Appena dopo la vittoria agli Oscar con Parasite, è arrivato in prima visione un film del regista Bong Joon-ho uscito nel 2003, mai però arrivato nelle sale cinematografiche italiane, Memories of Murder – Memorie di un assassino. Aldilà del marketing a orologeria direi che è un buon film e consiglio di vederlo a chi è appassionato di thriller.



Siamo in paesino della campagna della Corea del Sud nel 1986 e viene trovata morta e stuprata una bella ragazza, nuda, legata e con il viso coperto con i suoi indumenti intimi. Dopo poco tempo ne viene trovata un’altra uccisa nello stesso modo.

La polizia del luogo è impreparata e macchiettistica: il capo ispettore è veramente uno sfigato, mentre abbiamo due detective originali, Park Du-man, che costruisce prove pur di arrestare i sospettati e si vanta di riconoscere i banditi guardandoli negli occhi, e Cho Yong-gu, il cattivo che mena come un fabbro per farli parlare. Tutti e due grezzi e approssimativi.

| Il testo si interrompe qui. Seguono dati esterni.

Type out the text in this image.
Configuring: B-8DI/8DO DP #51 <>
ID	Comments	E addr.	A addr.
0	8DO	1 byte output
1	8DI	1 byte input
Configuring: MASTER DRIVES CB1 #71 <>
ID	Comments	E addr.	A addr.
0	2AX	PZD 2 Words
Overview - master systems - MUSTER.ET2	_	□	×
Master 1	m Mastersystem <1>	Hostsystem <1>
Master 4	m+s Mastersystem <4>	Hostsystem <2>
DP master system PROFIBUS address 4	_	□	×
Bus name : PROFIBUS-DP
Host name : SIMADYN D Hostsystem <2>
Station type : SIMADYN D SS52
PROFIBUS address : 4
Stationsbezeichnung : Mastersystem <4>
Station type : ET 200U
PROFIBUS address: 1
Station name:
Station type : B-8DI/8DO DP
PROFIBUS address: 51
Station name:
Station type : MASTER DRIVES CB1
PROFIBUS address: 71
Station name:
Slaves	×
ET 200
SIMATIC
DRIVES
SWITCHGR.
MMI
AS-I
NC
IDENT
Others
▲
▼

Si aggiunge alla comitiva un poliziotto mandato da Seul, Seo Tae-yun, che vive chiaramente su un altro pianeta rispetto ai due sopraccitati. E qui facciamo la prima riflessione. Per la prima ora il film è veramente pittoresco, le figure dei poliziotti locali son da comiche, sia per il loro carattere che per i metodi investigativi. C’è una forte ironia nei confronti della polizia, accusata senza veli, di incastrare i potenziali delinquenti con torture. Uno specchio della società di allora. E lo vediamo con il primo sospettato, un ragazzo ritardato a cui gli Starsky & Hutch ne fanno di tutti i colori e poi dopo aver riconosciuto la sua innocenza gli regalano un paio di Nike nuove ma tarocche.

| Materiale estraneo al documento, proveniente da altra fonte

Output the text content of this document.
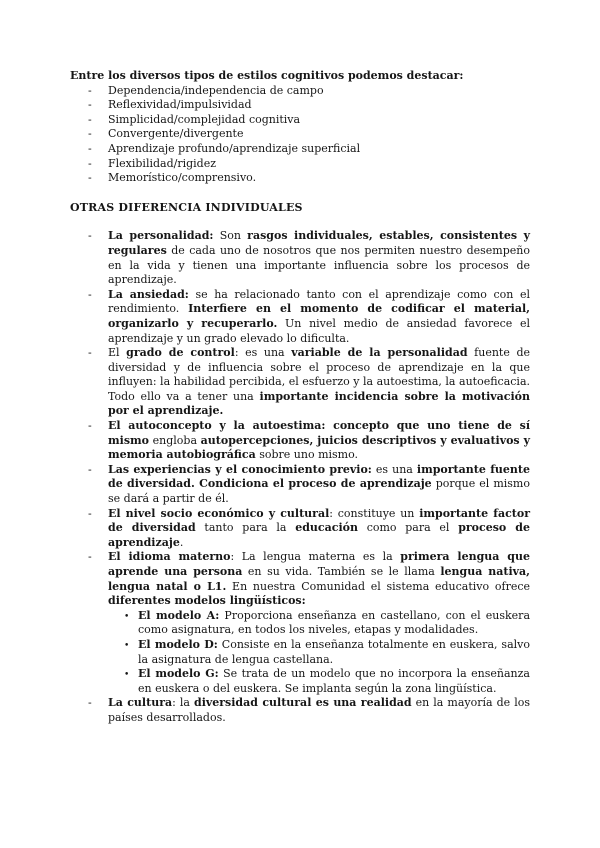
Entre los diversos tipos de estilos cognitivos podemos destacar:

- Dependencia/independencia de campo
- Reflexividad/impulsividad
- Simplicidad/complejidad cognitiva
- Convergente/divergente
- Aprendizaje profundo/aprendizaje superficial
- Flexibilidad/rigidez
- Memorístico/comprensivo.

OTRAS DIFERENCIA INDIVIDUALES

- La personalidad: Son rasgos individuales, estables, consistentes y regulares de cada uno de nosotros que nos permiten nuestro desempeño en la vida y tienen una importante influencia sobre los procesos de aprendizaje.
- La ansiedad: se ha relacionado tanto con el aprendizaje como con el rendimiento. Interfiere en el momento de codificar el material, organizarlo y recuperarlo. Un nivel medio de ansiedad favorece el aprendizaje y un grado elevado lo dificulta.
- El grado de control: es una variable de la personalidad fuente de diversidad y de influencia sobre el proceso de aprendizaje en la que influyen: la habilidad percibida, el esfuerzo y la autoestima, la autoeficacia. Todo ello va a tener una importante incidencia sobre la motivación por el aprendizaje.
- El autoconcepto y la autoestima: concepto que uno tiene de sí mismo engloba autopercepciones, juicios descriptivos y evaluativos y memoria autobiográfica sobre uno mismo.
- Las experiencias y el conocimiento previo: es una importante fuente de diversidad. Condiciona el proceso de aprendizaje porque el mismo se dará a partir de él.
- El nivel socio económico y cultural: constituye un importante factor de diversidad tanto para la educación como para el proceso de aprendizaje.
- El idioma materno: La lengua materna es la primera lengua que aprende una persona en su vida. También se le llama lengua nativa, lengua natal o L1. En nuestra Comunidad el sistema educativo ofrece diferentes modelos lingüísticos:
• El modelo A: Proporciona enseñanza en castellano, con el euskera como asignatura, en todos los niveles, etapas y modalidades.
• El modelo D: Consiste en la enseñanza totalmente en euskera, salvo la asignatura de lengua castellana.
• El modelo G: Se trata de un modelo que no incorpora la enseñanza en euskera o del euskera. Se implanta según la zona lingüística.
- La cultura: la diversidad cultural es una realidad en la mayoría de los países desarrollados.
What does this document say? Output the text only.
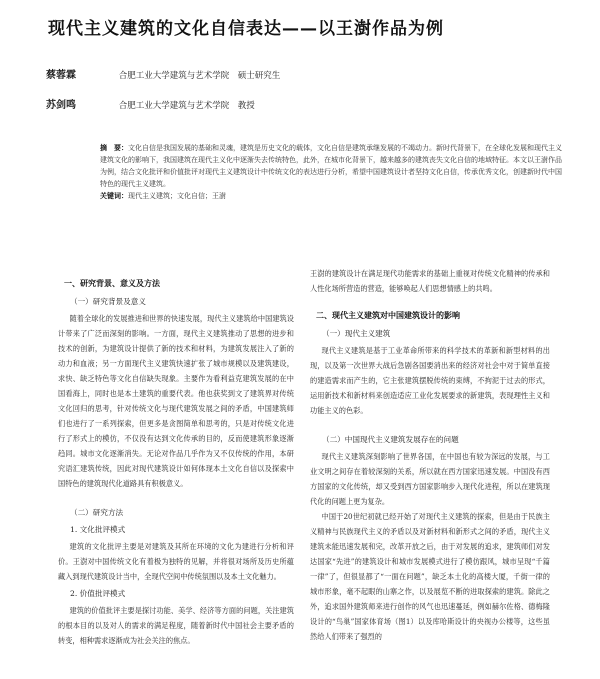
现代主义建筑的文化自信表达——以王澍作品为例
蔡蓉霖	合肥工业大学建筑与艺术学院　硕士研究生
苏剑鸣	合肥工业大学建筑与艺术学院　教授
摘　要：文化自信是我国发展的基础和灵魂，建筑是历史文化的载体，文化自信是建筑承继发展的不竭动力。新时代背景下，在全球化发展和现代主义建筑文化的影响下，我国建筑在现代主义化中逐渐失去传统特色，此外，在城市化背景下，越来越多的建筑丧失文化自信的地域特征。本文以王澍作品为例，结合文化批评和价值批评对现代主义建筑设计中传统文化的表达进行分析，希望中国建筑设计者坚持文化自信，传承优秀文化，创建新时代中国特色的现代主义建筑。
关键词：现代主义建筑；文化自信；王澍
一、研究背景、意义及方法
（一）研究背景及意义

随着全球化的发展推进和世界的快速发展，现代主义建筑给中国建筑设计带来了广泛而深刻的影响。一方面，现代主义建筑推动了思想的进步和技术的创新，为建筑设计提供了新的技术和材料，为建筑发展注入了新的动力和血液；另一方面现代主义建筑快速扩张了城市规模以及建筑建设，求快、缺乏特色等文化自信缺失现象。主要作为看利益克建筑发展的在中国看海上，同时也是本土建筑的重要代表。他也获奖到文了建筑界对传统文化回归的思考，针对传统文化与现代建筑发展之间的矛盾，中国建筑师们也进行了一系列探索，但更多是贪图简单和思考的，只是对传统文化进行了形式上的模仿，不仅没有达到文化传承的目的，反而使建筑形象逐渐趋同。城市文化逐渐消失。无论对作品几乎作为又不仅传统的作用，本研究语汇建筑传统，因此对现代建筑设计如何体现本土文化自信以及探索中国特色的建筑现代化道路具有积极意义。

（二）研究方法
1. 文化批评模式

建筑的文化批评主要是对建筑及其所在环境的文化为建进行分析和评价。王澍对中国传统文化有着极为独特的见解，并将很对场所及历史所蕴藏入到现代建筑设计当中，全现代空间中传统氛围以及本土文化魅力。

2. 价值批评模式

建筑的价值批评主要是探讨功能、美学、经济等方面的问题，关注建筑的根本目的以及对人的需求的满足程度，随着新时代中国社会主要矛盾的转变，相种需求逐渐成为社会关注的焦点。

王澍的建筑设计在满足现代功能需求的基础上重视对传统文化精神的传承和人性化场所营造的营造，能够唤起人们思想情感上的共鸣。

二、现代主义建筑对中国建筑设计的影响
（一）现代主义建筑

现代主义建筑是基于工业革命所带来的科学技术的革新和新型材料的出现，以及第一次世界大战后急剧各国要消出来的经济对社会中对于简单直接的建造需求而产生的，它主张建筑摆脱传统的束缚，不拘泥于过去的形式，运用新技术和新材料来创造适应工业化发展要求的新建筑，表现理性主义和功能主义的色彩。

（二）中国现代主义建筑发展存在的问题

现代主义建筑深刻影响了世界各国，在中国也有较为深远的发展，与工业文明之间存在着较深刻的关系，所以就在西方国家迅速发展。中国没有西方国家的文化传统，却又受到西方国家影响步入现代化进程，所以在建筑现代化的问题上更为复杂。

中国于20世纪初就已经开始了对现代主义建筑的探索，但是由于民族主义精神与民族现代主义的矛盾以及对新材料和新形式之间的矛盾，现代主义建筑未能迅速发展和完，改革开放之后，由于对发展的追求，建筑师们对发达国家“先进”的建筑设计和城市发展模式进行了模仿跟风，城市呈现“千篇一律”了，但很显都了“一面在问题”，缺乏本土化的高楼大厦，千街一律的城市形象，毫不起眼的山寨之作，以及展览不断的进取探索的建筑。除此之外，追求国外建筑师来进行创作的风气也迅速蔓延，例如赫尔佐格、德梅隆设计的“鸟巢”国家体育场（图1）以及库哈斯设计的央视办公楼等，这些虽然给人们带来了强烈的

Una poliziotta del comando, utilizzata per consegnare i caffè, ha un’intuizione che fa muovere il tenebroso di Seul centrando nel segno. Le ragazze morte sono tutte carine, vestite di rosso, uccise in una sera di pioggia mentre alla radio suonavano la stessa canzone richiesta da un anonimo ascoltatore. L’ispettore Seo ipotizza che ci sia un’altra donna uccisa precedentemente e la trova mentre S&H giocano a passarsi gli elastici. I due poi torturano un esibizionista legandolo a testa in giù, certi che sia colpevole, ma anche qui è un abbaglio del loro istinto.

L’ultima donna trovata morta non ha neppure un pelo pubico dell’assassino e allora Park Du si reca nelle saune e sale massaggi a vedere se qualcuno è rasato nelle parti intime. Poi su suggerimento della compagna va addirittura da una maga.

Manca un’ora alla fine del film e direi che nella drammaticità abbiamo anche riso. E qui c’è la svolta, Seo scopre una ragazza che è stata lasciata in vita dal killer e comincia un altro film. Diventa drammatico, i contrappunti comici spariscono, e anche i personaggi assumono le vesti e le maschere di chi è immerso in un thriller con sangue che scorre e che scuote gli animi esasperandoli. E da alcuni fatti che accadono le persone cambiano: anche nei buoni si alimenta lo schizzo della vendetta.

La produzione del film è coreana, ma allora il digitale nel cinema era da venì e questo si ripercuote sulla fotografia, volutamente scura dato il tema, ma inefficace sui primi piani. Scelta registica il grigiore, il tempo acquoso, ma la fotografia risulta piatta. Interessante la scenografia, tutti i luoghi interni danno l’idea di povertà e squallore. Anche questa una scelta mirata del regista per trasmettere messaggi.

Direi di non svelare la seconda parte, è da vedere, come il finale. Non andate a leggere il finale della trama. Grazie.